Movies 28 May 2008 04:42 pm

Join the debate

gd-use.jpg

The year is 1935, and Melvin B. Tolson, a professor at a small, rural university in Texas, is preparing his debate team to take on the undisputed giants of the sport: Harvard. Chief among his challenges is that he and his team are black at a time when the nation was less tolerant of racial differences and more willing to categorize and judge a person by skin color.

That’s the set-up of The Great Debaters, a 2007 film newly released on DVD. Denzel Washington plays Tolson and also directs a talented cast of veterans (including fellow Oscar winner Forest Whitaker) and newcomers (including Denzel Whitaker, who is related to neither Whitaker nor Washington, despite the name coincidence) in the story of the Wiley College debate team and their meteoric rise during the Great Depression.

It’s a good film, and very inspiring. I love stories where the power of words is given its due, over and above brawn and beauty. When this team debates, it feels like a debate, with all the crackling intellectualism of the sport.
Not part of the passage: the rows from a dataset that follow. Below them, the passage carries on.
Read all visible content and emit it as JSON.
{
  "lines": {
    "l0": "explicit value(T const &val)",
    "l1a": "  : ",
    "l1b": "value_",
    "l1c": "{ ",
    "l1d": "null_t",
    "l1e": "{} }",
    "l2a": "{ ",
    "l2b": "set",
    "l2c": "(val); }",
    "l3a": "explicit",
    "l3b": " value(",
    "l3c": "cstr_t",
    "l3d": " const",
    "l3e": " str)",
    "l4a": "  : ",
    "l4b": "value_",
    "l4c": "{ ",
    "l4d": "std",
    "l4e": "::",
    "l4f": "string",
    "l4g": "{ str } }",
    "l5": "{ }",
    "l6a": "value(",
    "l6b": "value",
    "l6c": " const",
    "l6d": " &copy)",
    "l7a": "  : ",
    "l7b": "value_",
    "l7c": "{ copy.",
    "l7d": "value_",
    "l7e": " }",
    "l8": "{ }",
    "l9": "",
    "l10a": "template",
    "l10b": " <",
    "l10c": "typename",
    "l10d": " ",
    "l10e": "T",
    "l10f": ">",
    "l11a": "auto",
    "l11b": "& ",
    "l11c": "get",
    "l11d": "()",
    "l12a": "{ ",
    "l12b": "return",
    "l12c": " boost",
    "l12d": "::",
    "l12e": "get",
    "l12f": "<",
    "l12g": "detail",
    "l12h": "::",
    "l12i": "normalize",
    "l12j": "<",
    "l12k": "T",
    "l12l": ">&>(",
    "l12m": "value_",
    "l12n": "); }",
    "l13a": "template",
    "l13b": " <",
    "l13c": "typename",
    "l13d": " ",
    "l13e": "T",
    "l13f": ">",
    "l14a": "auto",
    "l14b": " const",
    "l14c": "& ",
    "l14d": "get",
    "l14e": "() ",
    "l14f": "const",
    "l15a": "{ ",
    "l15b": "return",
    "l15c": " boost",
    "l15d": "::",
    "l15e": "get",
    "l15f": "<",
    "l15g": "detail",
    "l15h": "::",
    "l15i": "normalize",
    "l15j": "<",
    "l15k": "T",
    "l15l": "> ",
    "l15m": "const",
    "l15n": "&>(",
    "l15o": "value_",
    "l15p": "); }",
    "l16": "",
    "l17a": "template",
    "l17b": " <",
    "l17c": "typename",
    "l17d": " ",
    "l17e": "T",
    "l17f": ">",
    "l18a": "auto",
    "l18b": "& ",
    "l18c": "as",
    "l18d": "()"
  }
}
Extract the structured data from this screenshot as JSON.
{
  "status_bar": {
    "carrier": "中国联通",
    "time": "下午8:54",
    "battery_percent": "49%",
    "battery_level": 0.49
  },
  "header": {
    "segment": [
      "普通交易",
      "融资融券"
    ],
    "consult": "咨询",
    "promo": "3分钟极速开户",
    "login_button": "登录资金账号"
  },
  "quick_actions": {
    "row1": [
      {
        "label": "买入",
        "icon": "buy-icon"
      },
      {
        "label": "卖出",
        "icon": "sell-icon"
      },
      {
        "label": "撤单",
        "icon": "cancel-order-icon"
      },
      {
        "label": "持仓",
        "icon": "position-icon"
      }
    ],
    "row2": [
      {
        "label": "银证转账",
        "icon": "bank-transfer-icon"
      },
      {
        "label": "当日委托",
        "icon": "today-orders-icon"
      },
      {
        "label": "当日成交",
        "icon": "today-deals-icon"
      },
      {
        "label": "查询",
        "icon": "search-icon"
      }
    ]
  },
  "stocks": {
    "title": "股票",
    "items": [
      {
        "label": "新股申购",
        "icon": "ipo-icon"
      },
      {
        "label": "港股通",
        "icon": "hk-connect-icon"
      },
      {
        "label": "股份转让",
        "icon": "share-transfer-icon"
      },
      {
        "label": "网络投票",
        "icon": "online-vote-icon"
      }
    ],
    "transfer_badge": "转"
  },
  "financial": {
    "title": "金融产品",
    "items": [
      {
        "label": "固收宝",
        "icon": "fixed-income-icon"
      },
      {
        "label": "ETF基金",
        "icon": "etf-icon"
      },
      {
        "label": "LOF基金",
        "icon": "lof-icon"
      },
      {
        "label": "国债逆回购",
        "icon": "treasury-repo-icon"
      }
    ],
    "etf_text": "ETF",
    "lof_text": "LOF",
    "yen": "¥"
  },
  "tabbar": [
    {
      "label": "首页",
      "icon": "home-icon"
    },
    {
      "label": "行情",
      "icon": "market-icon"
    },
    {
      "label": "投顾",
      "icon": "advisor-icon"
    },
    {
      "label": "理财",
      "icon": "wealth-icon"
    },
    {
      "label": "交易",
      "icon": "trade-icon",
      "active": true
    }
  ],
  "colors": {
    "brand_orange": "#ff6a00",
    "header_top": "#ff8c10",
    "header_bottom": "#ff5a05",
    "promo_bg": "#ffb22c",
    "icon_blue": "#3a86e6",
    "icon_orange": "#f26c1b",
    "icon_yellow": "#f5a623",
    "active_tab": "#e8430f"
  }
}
Which isn’t to say that this is simply an egghead movie. It’s much more. Tolson is also a radical who believes the sharecroppers in his state should unionize, an opinion that sets him at odds with his school, his fellow faculty members, some of his students and the law. Denzel Whitaker’s character is at odds with his stern father, especially after a harrowing incident early in movie that reminds us just how different 1935 is from 2008.

After a confusing opening sequence that jumps among several principal characters, Washington settles into the directing chair and gives the story plenty of room to unfold at a leisurely pace. Some might say a little too leisurely, but the few instances where the film drags are more than offset by the times when it totally engrossing. Recommended.